I started to believe that I was to blame and that I was unworthy of being treated with kindness and respect. My self-esteem crumbled and every relationship I had with men suffered.
This cycle continued for close to four years until, one day, I realised that I was in charge of the way I felt. This man who laid his hands on me so awfully all those years ago still had a hold on me through the way I was treating myself. I was a young woman, forming into the person I was supposed to be, yet I was so hung up on what had happened to me in the past. In order to move on, I had to forgive him within myself. By resenting what he did, I was letting his actions shape me. I was allowing the anger, hurt and confusion to take over my whole body, and that was a thousand times more energy than he deserved from me.
I decided to let it go, to free myself of his actions – not because he deserved it, but because I did.
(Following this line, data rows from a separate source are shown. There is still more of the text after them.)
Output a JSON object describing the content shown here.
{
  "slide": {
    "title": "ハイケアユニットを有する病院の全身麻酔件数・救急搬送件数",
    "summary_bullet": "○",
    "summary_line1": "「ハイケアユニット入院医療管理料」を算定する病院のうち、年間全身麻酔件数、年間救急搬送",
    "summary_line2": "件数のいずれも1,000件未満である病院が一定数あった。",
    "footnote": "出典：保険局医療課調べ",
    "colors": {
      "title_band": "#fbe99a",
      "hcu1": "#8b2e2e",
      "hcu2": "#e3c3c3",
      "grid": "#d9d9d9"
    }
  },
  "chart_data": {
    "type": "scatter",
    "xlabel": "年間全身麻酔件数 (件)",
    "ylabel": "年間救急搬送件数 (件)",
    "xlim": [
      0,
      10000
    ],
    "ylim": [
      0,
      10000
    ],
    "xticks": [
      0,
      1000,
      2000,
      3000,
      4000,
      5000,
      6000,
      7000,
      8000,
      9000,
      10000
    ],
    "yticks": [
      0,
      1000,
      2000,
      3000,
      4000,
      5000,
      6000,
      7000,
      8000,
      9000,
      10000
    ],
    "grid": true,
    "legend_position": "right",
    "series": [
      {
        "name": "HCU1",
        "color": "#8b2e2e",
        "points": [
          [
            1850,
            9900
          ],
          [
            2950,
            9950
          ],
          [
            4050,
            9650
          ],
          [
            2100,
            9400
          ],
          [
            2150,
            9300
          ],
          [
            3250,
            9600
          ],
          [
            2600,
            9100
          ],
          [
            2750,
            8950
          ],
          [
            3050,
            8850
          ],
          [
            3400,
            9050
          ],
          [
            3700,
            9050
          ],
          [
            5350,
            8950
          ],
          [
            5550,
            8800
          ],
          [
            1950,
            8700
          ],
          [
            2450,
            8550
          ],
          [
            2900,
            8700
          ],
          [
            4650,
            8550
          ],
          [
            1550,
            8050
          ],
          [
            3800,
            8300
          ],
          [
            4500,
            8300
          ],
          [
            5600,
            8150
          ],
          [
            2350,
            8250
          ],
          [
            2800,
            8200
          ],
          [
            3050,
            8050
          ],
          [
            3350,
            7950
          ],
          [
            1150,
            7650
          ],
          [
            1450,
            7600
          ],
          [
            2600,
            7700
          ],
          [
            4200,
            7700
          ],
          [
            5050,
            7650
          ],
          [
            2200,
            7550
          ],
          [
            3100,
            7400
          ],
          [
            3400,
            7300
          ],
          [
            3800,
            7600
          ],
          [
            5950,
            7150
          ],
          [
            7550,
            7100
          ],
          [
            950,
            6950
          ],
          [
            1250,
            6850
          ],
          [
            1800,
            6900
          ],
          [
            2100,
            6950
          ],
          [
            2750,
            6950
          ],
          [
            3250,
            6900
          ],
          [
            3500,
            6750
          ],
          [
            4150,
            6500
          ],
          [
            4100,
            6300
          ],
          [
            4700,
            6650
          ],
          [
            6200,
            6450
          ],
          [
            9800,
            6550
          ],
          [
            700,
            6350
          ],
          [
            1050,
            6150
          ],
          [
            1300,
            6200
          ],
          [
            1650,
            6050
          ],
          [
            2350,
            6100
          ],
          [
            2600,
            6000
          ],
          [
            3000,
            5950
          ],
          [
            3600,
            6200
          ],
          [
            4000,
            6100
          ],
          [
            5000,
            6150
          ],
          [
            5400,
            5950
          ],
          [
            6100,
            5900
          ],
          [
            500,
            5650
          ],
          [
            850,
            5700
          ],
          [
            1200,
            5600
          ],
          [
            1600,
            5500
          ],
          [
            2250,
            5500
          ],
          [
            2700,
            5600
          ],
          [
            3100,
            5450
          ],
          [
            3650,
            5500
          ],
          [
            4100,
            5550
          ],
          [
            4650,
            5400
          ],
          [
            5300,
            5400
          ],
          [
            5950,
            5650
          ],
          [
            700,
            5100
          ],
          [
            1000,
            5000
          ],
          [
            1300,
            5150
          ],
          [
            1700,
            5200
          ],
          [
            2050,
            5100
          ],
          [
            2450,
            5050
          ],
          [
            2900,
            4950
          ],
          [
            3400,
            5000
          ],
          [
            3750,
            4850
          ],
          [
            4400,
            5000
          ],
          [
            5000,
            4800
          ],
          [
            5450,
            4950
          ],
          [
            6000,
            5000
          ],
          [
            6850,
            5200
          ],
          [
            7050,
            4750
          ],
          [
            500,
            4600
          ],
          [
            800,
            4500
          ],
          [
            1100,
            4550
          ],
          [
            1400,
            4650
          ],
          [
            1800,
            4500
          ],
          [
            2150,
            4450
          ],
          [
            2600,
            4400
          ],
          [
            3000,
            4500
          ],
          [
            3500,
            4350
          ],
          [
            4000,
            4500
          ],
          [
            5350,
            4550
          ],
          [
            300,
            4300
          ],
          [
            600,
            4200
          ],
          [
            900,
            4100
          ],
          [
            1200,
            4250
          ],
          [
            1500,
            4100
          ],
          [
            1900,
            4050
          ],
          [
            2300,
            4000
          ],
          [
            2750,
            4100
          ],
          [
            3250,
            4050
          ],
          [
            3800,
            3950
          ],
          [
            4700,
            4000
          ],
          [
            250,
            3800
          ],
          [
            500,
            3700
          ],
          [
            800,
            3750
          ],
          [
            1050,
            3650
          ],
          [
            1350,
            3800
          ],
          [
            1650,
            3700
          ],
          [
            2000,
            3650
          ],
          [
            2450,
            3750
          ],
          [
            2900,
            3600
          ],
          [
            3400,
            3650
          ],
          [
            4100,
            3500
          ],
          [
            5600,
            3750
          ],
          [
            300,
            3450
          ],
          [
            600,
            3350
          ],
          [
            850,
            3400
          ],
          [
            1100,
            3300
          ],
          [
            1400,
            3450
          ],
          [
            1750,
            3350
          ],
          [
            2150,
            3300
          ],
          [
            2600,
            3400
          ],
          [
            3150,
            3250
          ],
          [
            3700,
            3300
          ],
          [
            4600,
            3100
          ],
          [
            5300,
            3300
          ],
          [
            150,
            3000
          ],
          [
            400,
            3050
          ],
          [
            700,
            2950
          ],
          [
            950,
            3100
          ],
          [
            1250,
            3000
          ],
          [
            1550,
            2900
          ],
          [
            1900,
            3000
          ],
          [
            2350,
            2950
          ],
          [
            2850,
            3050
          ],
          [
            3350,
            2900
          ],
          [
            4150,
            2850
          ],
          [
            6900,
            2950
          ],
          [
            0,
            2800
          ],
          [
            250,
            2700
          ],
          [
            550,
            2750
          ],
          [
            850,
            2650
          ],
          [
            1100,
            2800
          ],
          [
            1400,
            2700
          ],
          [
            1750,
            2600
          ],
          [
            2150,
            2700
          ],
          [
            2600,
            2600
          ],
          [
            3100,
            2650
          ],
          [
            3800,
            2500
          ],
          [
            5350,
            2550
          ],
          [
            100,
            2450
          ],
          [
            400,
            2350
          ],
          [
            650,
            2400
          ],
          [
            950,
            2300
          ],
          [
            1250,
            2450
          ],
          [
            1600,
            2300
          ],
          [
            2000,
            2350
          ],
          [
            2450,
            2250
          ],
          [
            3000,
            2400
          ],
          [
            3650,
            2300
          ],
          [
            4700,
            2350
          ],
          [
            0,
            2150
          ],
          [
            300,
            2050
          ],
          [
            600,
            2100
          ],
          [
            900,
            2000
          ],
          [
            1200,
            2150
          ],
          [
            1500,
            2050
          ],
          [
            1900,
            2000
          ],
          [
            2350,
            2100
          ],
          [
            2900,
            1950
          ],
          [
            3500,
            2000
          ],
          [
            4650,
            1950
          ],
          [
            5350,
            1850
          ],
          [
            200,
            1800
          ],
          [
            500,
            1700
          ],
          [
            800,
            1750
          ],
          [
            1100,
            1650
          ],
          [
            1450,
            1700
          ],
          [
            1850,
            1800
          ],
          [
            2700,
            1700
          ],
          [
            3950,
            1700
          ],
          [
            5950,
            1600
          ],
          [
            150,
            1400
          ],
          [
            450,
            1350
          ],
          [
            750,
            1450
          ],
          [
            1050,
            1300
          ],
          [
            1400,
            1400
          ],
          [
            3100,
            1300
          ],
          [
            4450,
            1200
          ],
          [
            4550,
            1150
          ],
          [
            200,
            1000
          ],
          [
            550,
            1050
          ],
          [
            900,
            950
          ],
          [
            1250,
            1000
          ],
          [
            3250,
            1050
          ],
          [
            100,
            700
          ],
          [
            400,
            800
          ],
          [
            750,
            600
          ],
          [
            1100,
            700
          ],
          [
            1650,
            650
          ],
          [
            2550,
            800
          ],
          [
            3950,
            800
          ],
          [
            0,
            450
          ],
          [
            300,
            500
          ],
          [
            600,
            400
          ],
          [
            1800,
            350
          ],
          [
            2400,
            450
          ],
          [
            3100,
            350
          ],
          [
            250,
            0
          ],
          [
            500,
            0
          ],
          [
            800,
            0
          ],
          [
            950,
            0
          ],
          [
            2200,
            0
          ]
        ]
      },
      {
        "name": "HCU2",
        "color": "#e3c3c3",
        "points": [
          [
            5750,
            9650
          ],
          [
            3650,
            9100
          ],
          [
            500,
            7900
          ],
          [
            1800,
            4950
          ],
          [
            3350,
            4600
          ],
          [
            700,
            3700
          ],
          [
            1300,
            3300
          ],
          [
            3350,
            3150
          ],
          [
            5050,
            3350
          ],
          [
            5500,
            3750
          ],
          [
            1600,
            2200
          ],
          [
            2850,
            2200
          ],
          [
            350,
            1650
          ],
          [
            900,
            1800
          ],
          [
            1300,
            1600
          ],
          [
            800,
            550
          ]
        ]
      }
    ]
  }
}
I deserved to have meaningful relationships with men, to feel beautiful, loved, supported and delicate. I deserved to love myself and understand that what happened to me was in no way a fault of my own. I owed it to myself to be able to watch a beautiful sunrise and not think about the hurt I had been through.
It is now three days after my 21st birthday, and I still have extreme trust issues with men. Every relationship I’ve had since has suffered to some extent. I still get scared when men are rough with me, playful or not. As soon as any man yells at me, our conversation is as good as over; I will not utter another word. I still cry when I have serious conversations with men that get even the slightest bit heated.
I still struggle to fight off feelings of worthlessness and self-blame, but I carry no anger. As much as what happened will always be with me, I no longer think about it every day, and it does not play a forefront role in my mind. I do not let the past control how I feel about myself.
Though I cannot change what happened, I can choose how I overcome it and how I let it shape me.
So now, I try to remember that I am worthy of love. I am worthy of being caressed and touched as though I am the most treasured being in the world. I am worthy of feeling safe and protected by the men in my life.
The day I realised the extreme power of self-love and forgiveness was the day I started seeing the world around me in a different shade of beautiful. Women are strong, resilient, courageous, kind, gentle, earth-shattering and game-changing. We are to be treated as precious vessels, yet we are also to be feared, for we are warriors.